The internet has lost its mind over feral hogs — specifically 30 to 50 of them.
It all started innocently enough, when Americana singer-songwriter Jason Isbell tweeted about assault weapons:
If you’re on here arguing the definition of “assault weapon” today you are part of the problem. You know what an assault weapon is, and you know you don’t need one.— Jason Isbell (@JasonIsbell) August 4, 2019
Which led to a specific reply from one William McNabb:
Legit question for rural Americans - How do I kill the 30-50 feral hogs that run into my yard within 3-5 mins while my small kids play?— William McNabb (@WillieMcNabb) August 4, 2019
Which then led to general confusion about why this man had so many hogs entering his yard and in such a short time frame.
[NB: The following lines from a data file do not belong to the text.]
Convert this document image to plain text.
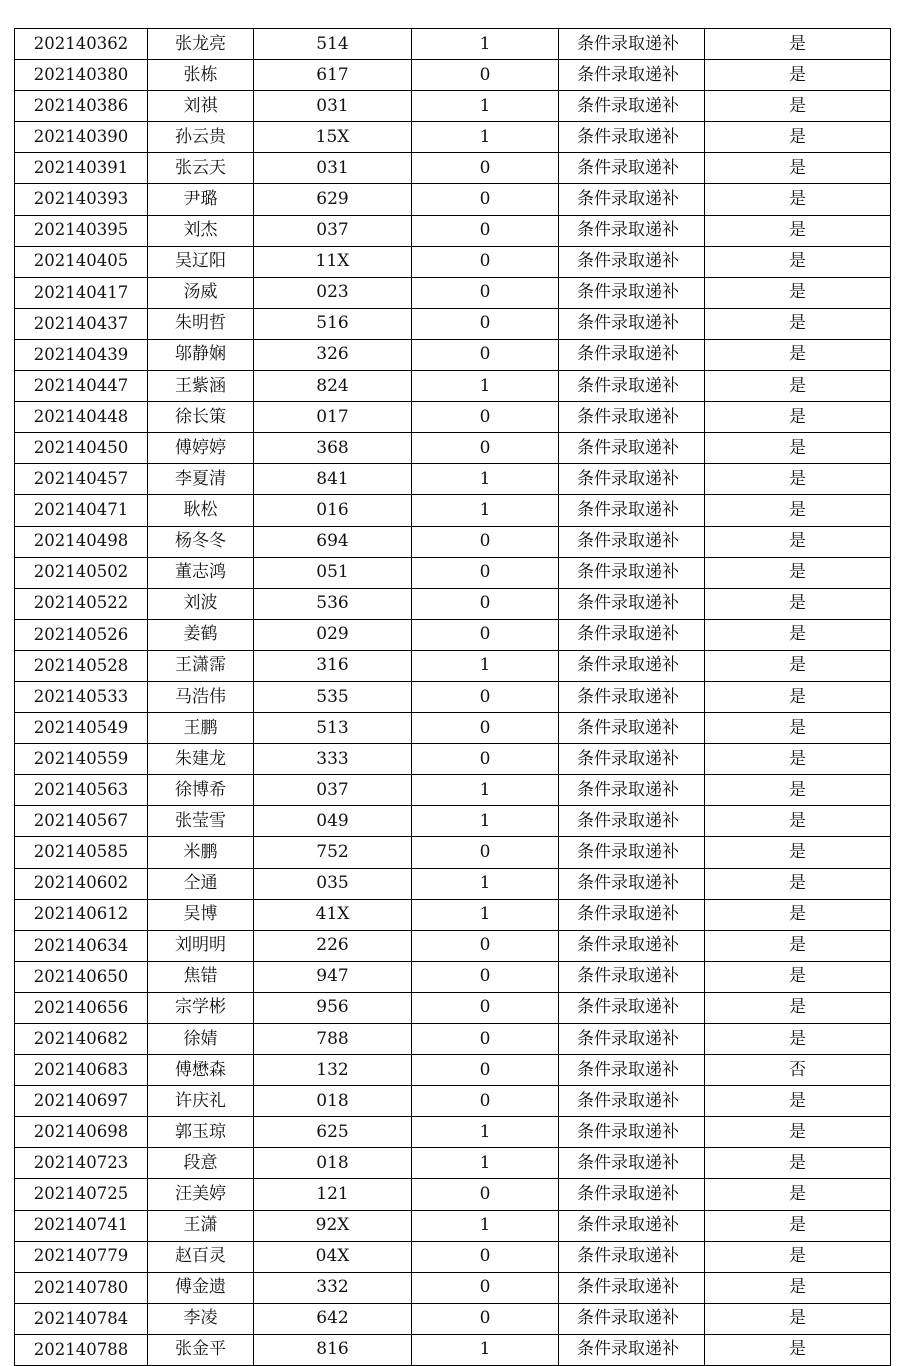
202140362	张龙亮	514	1	条件录取递补	是
202140380	张栋	617	0	条件录取递补	是
202140386	刘祺	031	1	条件录取递补	是
202140390	孙云贵	15X	1	条件录取递补	是
202140391	张云天	031	0	条件录取递补	是
202140393	尹璐	629	0	条件录取递补	是
202140395	刘杰	037	0	条件录取递补	是
202140405	吴辽阳	11X	0	条件录取递补	是
202140417	汤威	023	0	条件录取递补	是
202140437	朱明哲	516	0	条件录取递补	是
202140439	邬静娴	326	0	条件录取递补	是
202140447	王紫涵	824	1	条件录取递补	是
202140448	徐长策	017	0	条件录取递补	是
202140450	傅婷婷	368	0	条件录取递补	是
202140457	李夏清	841	1	条件录取递补	是
202140471	耿松	016	1	条件录取递补	是
202140498	杨冬冬	694	0	条件录取递补	是
202140502	董志鸿	051	0	条件录取递补	是
202140522	刘波	536	0	条件录取递补	是
202140526	姜鹤	029	0	条件录取递补	是
202140528	王潇霈	316	1	条件录取递补	是
202140533	马浩伟	535	0	条件录取递补	是
202140549	王鹏	513	0	条件录取递补	是
202140559	朱建龙	333	0	条件录取递补	是
202140563	徐博希	037	1	条件录取递补	是
202140567	张莹雪	049	1	条件录取递补	是
202140585	米鹏	752	0	条件录取递补	是
202140602	仝通	035	1	条件录取递补	是
202140612	吴博	41X	1	条件录取递补	是
202140634	刘明明	226	0	条件录取递补	是
202140650	焦错	947	0	条件录取递补	是
202140656	宗学彬	956	0	条件录取递补	是
202140682	徐婧	788	0	条件录取递补	是
202140683	傅懋森	132	0	条件录取递补	否
202140697	许庆礼	018	0	条件录取递补	是
202140698	郭玉琼	625	1	条件录取递补	是
202140723	段意	018	1	条件录取递补	是
202140725	汪美婷	121	0	条件录取递补	是
202140741	王潇	92X	1	条件录取递补	是
202140779	赵百灵	04X	0	条件录取递补	是
202140780	傅金遗	332	0	条件录取递补	是
202140784	李凌	642	0	条件录取递补	是
202140788	张金平	816	1	条件录取递补	是
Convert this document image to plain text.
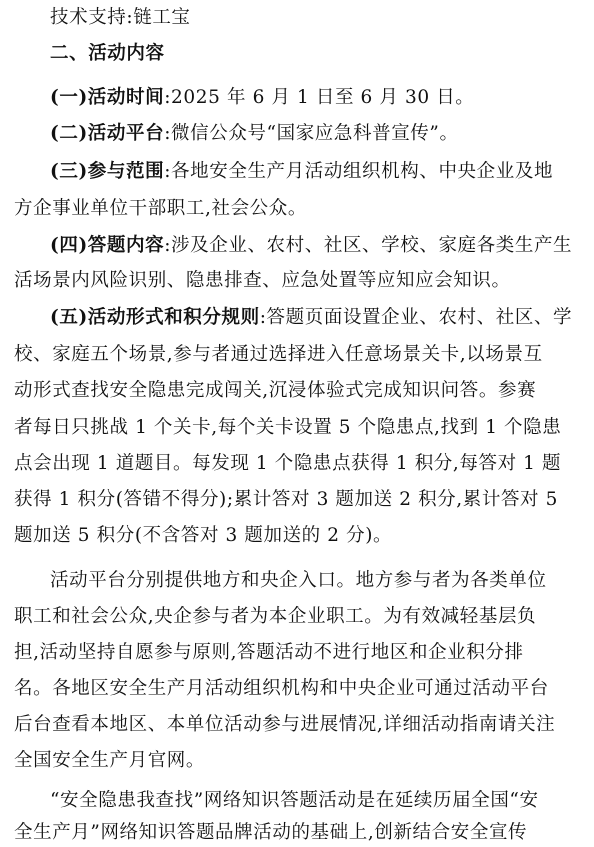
技术支持:链工宝
二、活动内容
(一)活动时间:2025 年 6 月 1 日至 6 月 30 日。
(二)活动平台:微信公众号“国家应急科普宣传”。
(三)参与范围:各地安全生产月活动组织机构、中央企业及地
方企事业单位干部职工,社会公众。
(四)答题内容:涉及企业、农村、社区、学校、家庭各类生产生
活场景内风险识别、隐患排查、应急处置等应知应会知识。
(五)活动形式和积分规则:答题页面设置企业、农村、社区、学
校、家庭五个场景,参与者通过选择进入任意场景关卡,以场景互
动形式查找安全隐患完成闯关,沉浸体验式完成知识问答。参赛
者每日只挑战 1 个关卡,每个关卡设置 5 个隐患点,找到 1 个隐患
点会出现 1 道题目。每发现 1 个隐患点获得 1 积分,每答对 1 题
获得 1 积分(答错不得分);累计答对 3 题加送 2 积分,累计答对 5
题加送 5 积分(不含答对 3 题加送的 2 分)。
活动平台分别提供地方和央企入口。地方参与者为各类单位
职工和社会公众,央企参与者为本企业职工。为有效减轻基层负
担,活动坚持自愿参与原则,答题活动不进行地区和企业积分排
名。各地区安全生产月活动组织机构和中央企业可通过活动平台
后台查看本地区、本单位活动参与进展情况,详细活动指南请关注
全国安全生产月官网。
“安全隐患我查找”网络知识答题活动是在延续历届全国“安
全生产月”网络知识答题品牌活动的基础上,创新结合安全宣传
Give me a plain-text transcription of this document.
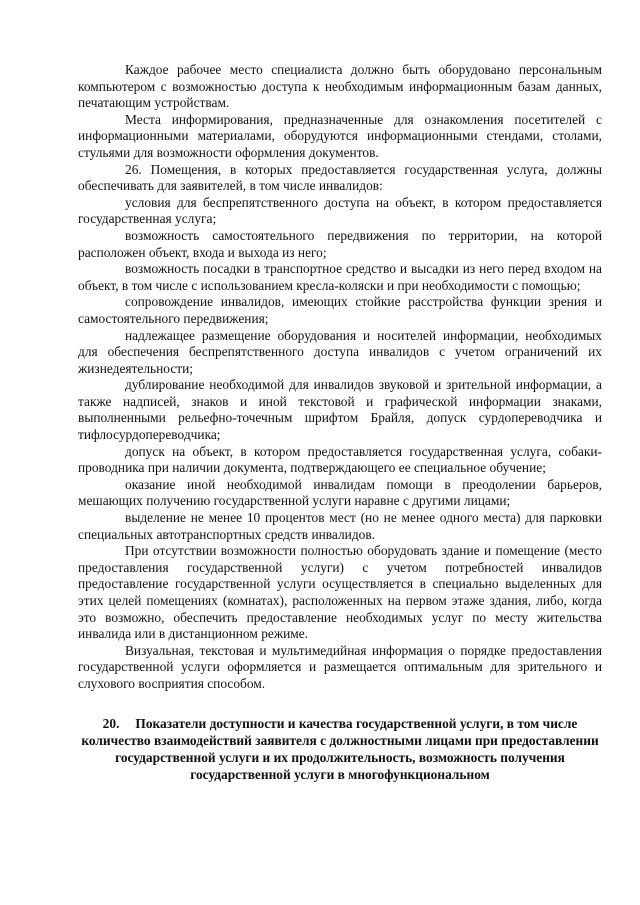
Каждое рабочее место специалиста должно быть оборудовано персональным компьютером с возможностью доступа к необходимым информационным базам данных, печатающим устройствам.

Места информирования, предназначенные для ознакомления посетителей с информационными материалами, оборудуются информационными стендами, столами, стульями для возможности оформления документов.

26. Помещения, в которых предоставляется государственная услуга, должны обеспечивать для заявителей, в том числе инвалидов:

условия для беспрепятственного доступа на объект, в котором предоставляется государственная услуга;

возможность самостоятельного передвижения по территории, на которой расположен объект, входа и выхода из него;

возможность посадки в транспортное средство и высадки из него перед входом на объект, в том числе с использованием кресла-коляски и при необходимости с помощью;

сопровождение инвалидов, имеющих стойкие расстройства функции зрения и самостоятельного передвижения;

надлежащее размещение оборудования и носителей информации, необходимых для обеспечения беспрепятственного доступа инвалидов с учетом ограничений их жизнедеятельности;

дублирование необходимой для инвалидов звуковой и зрительной информации, а также надписей, знаков и иной текстовой и графической информации знаками, выполненными рельефно-точечным шрифтом Брайля, допуск сурдопереводчика и тифлосурдопереводчика;

допуск на объект, в котором предоставляется государственная услуга, собаки-проводника при наличии документа, подтверждающего ее специальное обучение;

оказание иной необходимой инвалидам помощи в преодолении барьеров, мешающих получению государственной услуги наравне с другими лицами;

выделение не менее 10 процентов мест (но не менее одного места) для парковки специальных автотранспортных средств инвалидов.

При отсутствии возможности полностью оборудовать здание и помещение (место предоставления государственной услуги) с учетом потребностей инвалидов предоставление государственной услуги осуществляется в специально выделенных для этих целей помещениях (комнатах), расположенных на первом этаже здания, либо, когда это возможно, обеспечить предоставление необходимых услуг по месту жительства инвалида или в дистанционном режиме.

Визуальная, текстовая и мультимедийная информация о порядке предоставления государственной услуги оформляется и размещается оптимальным для зрительного и слухового восприятия способом.

20. Показатели доступности и качества государственной услуги, в том числе количество взаимодействий заявителя с должностными лицами при предоставлении государственной услуги и их продолжительность, возможность получения государственной услуги в многофункциональном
Jokes were made, many hilarious. But then things turned serious when news outlets got down to business uncovering the real danger behind FERAL SWINE.
It turns out feral swine are real assholes. A genetic mashup of domestic pigs and Eurasian wild boars, these beasts exist in at least 35 states, including Ohio, and cause damage to crops, property and, yes, small kids playing in yards.
They can weigh between 125 and 200 pounds, have tusks and, according to the author of Wild Pigs in the United States, have killed 84 people between 2007 and 2017 (far less than assault weapons, but...). According to the Centers for Disease Control and Prevention, there are over 24 diseases humans can get from wild boars and 37 parasites.
The Ohio Department of Natural Resources says that in the year 2000, feral swine caused about $800 million in damages to crops and property annually — and their population numbers have drastically increased since then (swine mature at eight months and can have two litters of up to 10 piglets a year.) The ODNR doesn't have a full population estimate because the public is not required to report sightings, but in 2013 there were an estimated 5 to 6 million wild boar across the U.S. The swine will go after everything from corn and soybeans to watermelon, turnips and timber. And since they are rooters, they will dig giant holes searching for food and to create places to wallow, causing additional damage to crops and property as well as severely damaging "downstream water quality through silt deposition and bacterial contamination," says the ODNR. They're also omnivores and will eat the babies of white-tailed deer and other livestock because, again, they are assholes.
Which is all to circle back to say, maybe McNabb had a point: How the hell do we kill those 30 to 50 feral hogs?
In Ohio, not with an assault rifle, but you can kill them with:
- A longbow
- A crossbow
- Any caliber handgun
- Any caliber rifle
- A 10 gauge or smaller shotgun
- Or an airgun
And not just 30 to 50. You can kill as many goddamn hogs as you want, anytime you want.
As of the end of 2016, the ODNR says feral swine have been found on public land in Adams, Ashtabula, Athens, Belmont, Gallia, Hocking, Jackson, Lawrence, Monroe, Ross, Scioto and Vinton counties.
"Thus far, eradication efforts have focused on smaller, emerging populations in the northern half of Ohio with great success," says the ODNR. "Currently, no large-scale eradication efforts are being conducted in those counties with known breeding populations. Hunters can aid in removal of swine and are encouraged to do so as opportunities arise. There is no closed season on feral swine.
"Ohio’s hunters are encouraged to harvest any feral swine they encounter in the wild to limit the spread of swine populations. Feral swine are primarily nocturnal, spending their days resting in dense vegetation or wallowing in mud holes. These nuisance animals may be legally harvested year-round by hunters with a valid Ohio hunting license or by landowners on their own property."
Basically, as long as you have a hunting license, it's a free for all on those feral hogs. Just remember to cook their meat to an internal temperature of 160 degrees Fahrenheit to avoid their 30 to 50 diseases.